Apesar de não falarmos aqui de uma obra literária no sentido stricto sensu, vale ressaltar o fato de muitas pessoas ainda questionarem qual a função da arte em lutas concretas como as que se referem à derrubada de totalitarismos ainda existentes ou dos elementos totalitários que podemos encontrar em países com líderes autoritários. A literatura, inclusive a de não-ficção, deve tão somente falar desses fatos, se engajar, provocar nos leitores reações, debates, incômodos.

Como creio ter mencionado mais acima, relatos como os de Shin e Primo Levi são importantes por tocarem no absurdo que vivemos de uma maneira mais palpável. Esse absurdo pode inclusive residir nas celas de nossas prisões a todo instante desrespeitando direitos humanos.

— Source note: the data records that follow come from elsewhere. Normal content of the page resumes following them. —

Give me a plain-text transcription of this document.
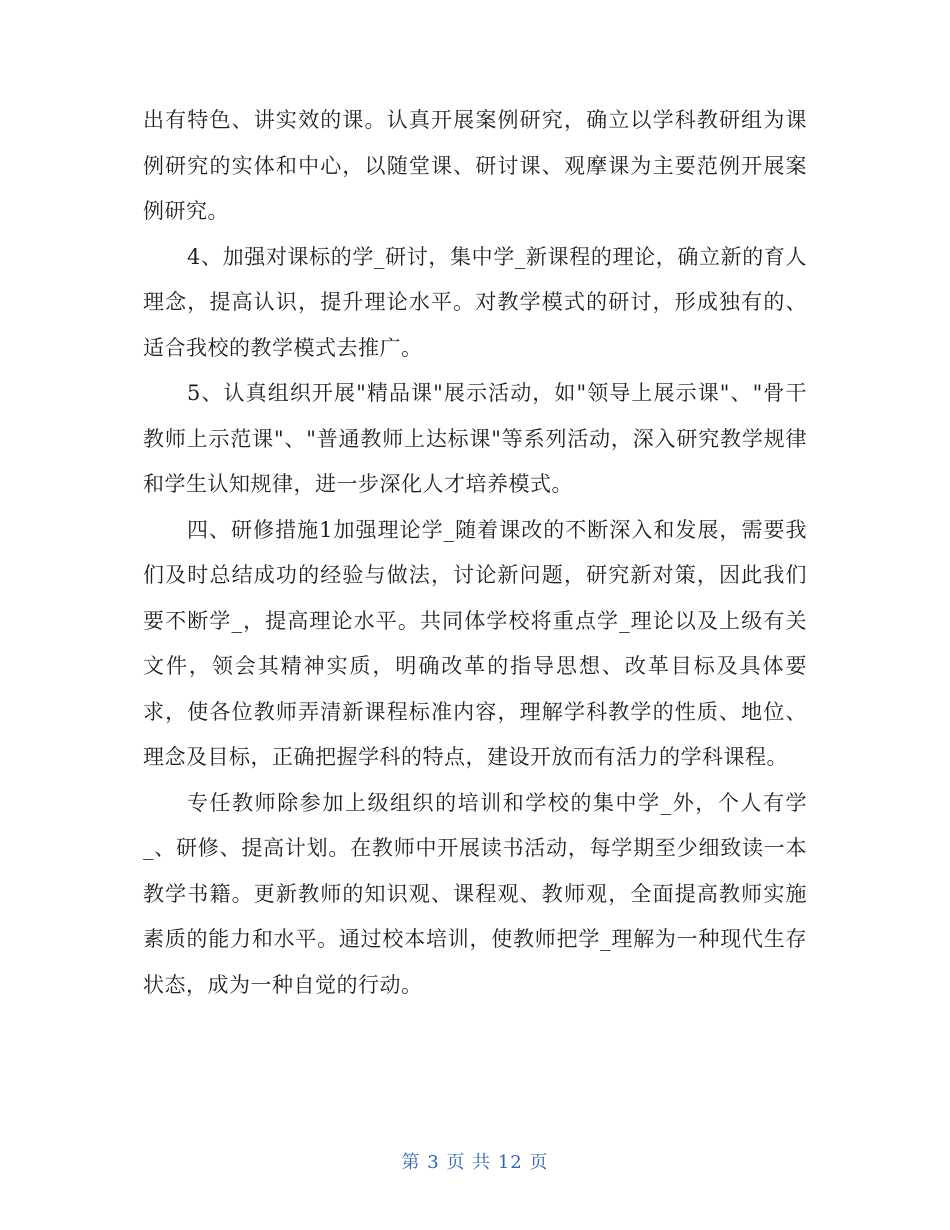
出有特色、讲实效的课。认真开展案例研究，确立以学科教研组为课例研究的实体和中心，以随堂课、研讨课、观摩课为主要范例开展案例研究。

4、加强对课标的学_研讨，集中学_新课程的理论，确立新的育人理念，提高认识，提升理论水平。对教学模式的研讨，形成独有的、适合我校的教学模式去推广。

5、认真组织开展"精品课"展示活动，如"领导上展示课"、"骨干教师上示范课"、"普通教师上达标课"等系列活动，深入研究教学规律和学生认知规律，进一步深化人才培养模式。

四、研修措施1加强理论学_随着课改的不断深入和发展，需要我们及时总结成功的经验与做法，讨论新问题，研究新对策，因此我们要不断学_，提高理论水平。共同体学校将重点学_理论以及上级有关文件，领会其精神实质，明确改革的指导思想、改革目标及具体要求，使各位教师弄清新课程标准内容，理解学科教学的性质、地位、理念及目标，正确把握学科的特点，建设开放而有活力的学科课程。

专任教师除参加上级组织的培训和学校的集中学_外，个人有学_、研修、提高计划。在教师中开展读书活动，每学期至少细致读一本教学书籍。更新教师的知识观、课程观、教师观，全面提高教师实施素质的能力和水平。通过校本培训，使教师把学_理解为一种现代生存状态，成为一种自觉的行动。

第 3 页 共 12 页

Muitas das vezes, é uma ótica mais inerente ao fato vivido, que nos coloca ali dentro, que permite que sintamos a atrocidade a qual vemos, mas sem o devido incômodo.

Quando pensamos em obras feitas por sujeitos que passaram por diversos tipos de agressões e mais tratos e ainda assim consegue produzir obras, o gesto de resistência fica mais evidente como um limiar além do qual só resta o vazio, o inominado. Blaine Harden consegue resgatar bem o sentido do fazer uma obra ao resgatar essa história de um residente de um campo desde o começo de sua vida. Somente por histórias como essa podemos nos despertar para o absurdo do wu que tenta negar a condição humana do outro e cria espaços de opressão que são símbolos do que não deve ser tolerado.